"Oruga" is the Spanish word for caterpillar, which seems like a peculiar name for a doom and stoner band until you recall the hookah-toking caterpillar from "Alice in Wonderland", then it all makes sense. France's ORUGA makes no pretentions about what they are. They are a European interpretation of DOWN, WEEDEATER, SLEEP and CROWBAR, who are, in turn, acid-slung American interpreters of European doom and heavy metal. So the cycle renews.
Originally issued in 2011, ORUGA's five-song self-titled EP debut resurfaces to an intercontinental audience through Apathia Records, which now includes the bonus track "Blitzkrieg Lady". The reissue is designed to re-introduce the band, which plans to release their first full-length around mid-2014. That being said, ORUGA is sure to be embraced by doom and stoner heads, even if there's only a little miscellany in their tried-and-true arsenal to speak of.
Opening with done-before soundbytes of the screeching exposition to the original "Texas Chainsaw Massacre", ORUGA doesn't leave much hope they have anything original to bring to the table. This is largely the case on their EP, but as long as you understand these guys are trying their hand at doom (reportedly a rare commodity in their turf of Nord-Pas-de-Calais) and doing a respectable, if frequently noisome job at that, you'll get along fine.
"Northern Promises" and "Kissing the Void" are standard plod-along doom-stoner pieces you're well-familiar with, the latter song being spliced with senses-crushing catatonics at the end. Ditto for "Like a Stone in the Water", which opens with punishing static and distortion before pummeling along to the same up and down chord structures. BLACK SABBATH modes are abound, especially the longer "Like a Stone in Water" winds on and tries to nudge some melody out of the primary doom shuffles. In-between is "My 9-11", the best and most diverse song on the album. This one has more of a punk furrow about it and ORUGA engages here instead of drags along. "My 9-11" coaxes empathy from the listener as grizzled vocalist Cedric M. implores "your silence is killing me" repeatedly as the guitars provoke some genuine emotion leading to a killer, pissed-off finale.
The distorted bass plugs opening "Crimson Dawn" are also cool and ORUGA does change the chord patterns up to pull out more melancholia with heavier sludge than the earlier tunes. The shivery guitar waves during the bridge is a great maneuver as set up to the loud final stanza that exhibits a few higher octaves, suggesting a dormant glimmer of faith amidst the song's otherwise pervading gloom. ORUGA finishes "Crimson Dawn" with a trippy wall of feedback that only pricks the ears instead of overwhelming them.

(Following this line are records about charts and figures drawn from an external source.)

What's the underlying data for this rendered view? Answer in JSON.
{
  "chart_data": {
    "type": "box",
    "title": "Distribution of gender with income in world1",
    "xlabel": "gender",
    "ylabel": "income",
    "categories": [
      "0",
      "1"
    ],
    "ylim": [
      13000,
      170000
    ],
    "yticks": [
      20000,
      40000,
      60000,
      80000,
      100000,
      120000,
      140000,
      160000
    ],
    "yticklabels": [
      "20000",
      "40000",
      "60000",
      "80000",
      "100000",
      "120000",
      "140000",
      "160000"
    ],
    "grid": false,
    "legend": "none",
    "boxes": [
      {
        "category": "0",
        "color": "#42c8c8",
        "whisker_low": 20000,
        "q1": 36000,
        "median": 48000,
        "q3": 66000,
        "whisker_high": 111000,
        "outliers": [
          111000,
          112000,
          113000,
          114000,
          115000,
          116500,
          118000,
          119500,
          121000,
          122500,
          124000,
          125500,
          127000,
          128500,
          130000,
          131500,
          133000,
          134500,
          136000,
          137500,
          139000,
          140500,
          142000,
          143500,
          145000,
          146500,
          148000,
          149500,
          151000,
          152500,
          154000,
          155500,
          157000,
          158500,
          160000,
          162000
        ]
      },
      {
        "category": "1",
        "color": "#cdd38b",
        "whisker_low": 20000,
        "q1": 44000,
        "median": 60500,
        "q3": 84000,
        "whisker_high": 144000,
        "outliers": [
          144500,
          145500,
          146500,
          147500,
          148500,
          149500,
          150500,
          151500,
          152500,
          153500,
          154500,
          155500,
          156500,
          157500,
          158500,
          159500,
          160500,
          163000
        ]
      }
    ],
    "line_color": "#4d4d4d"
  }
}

"Blitzkrieg Lady" is murkier and sloppier than the main feature tracks of the EP, but its snide chord tugs and eventual acceleration to mid-tempo is an appreciable dynamic for a by-and-large slow-moving vehicle. It's presumed ORUGA will maintain the same songwriting schemes as this EP, which means they should focus on tightening up and seeking out more progressions like "My 9-11" to change things up if they want to maintain a loyal audience.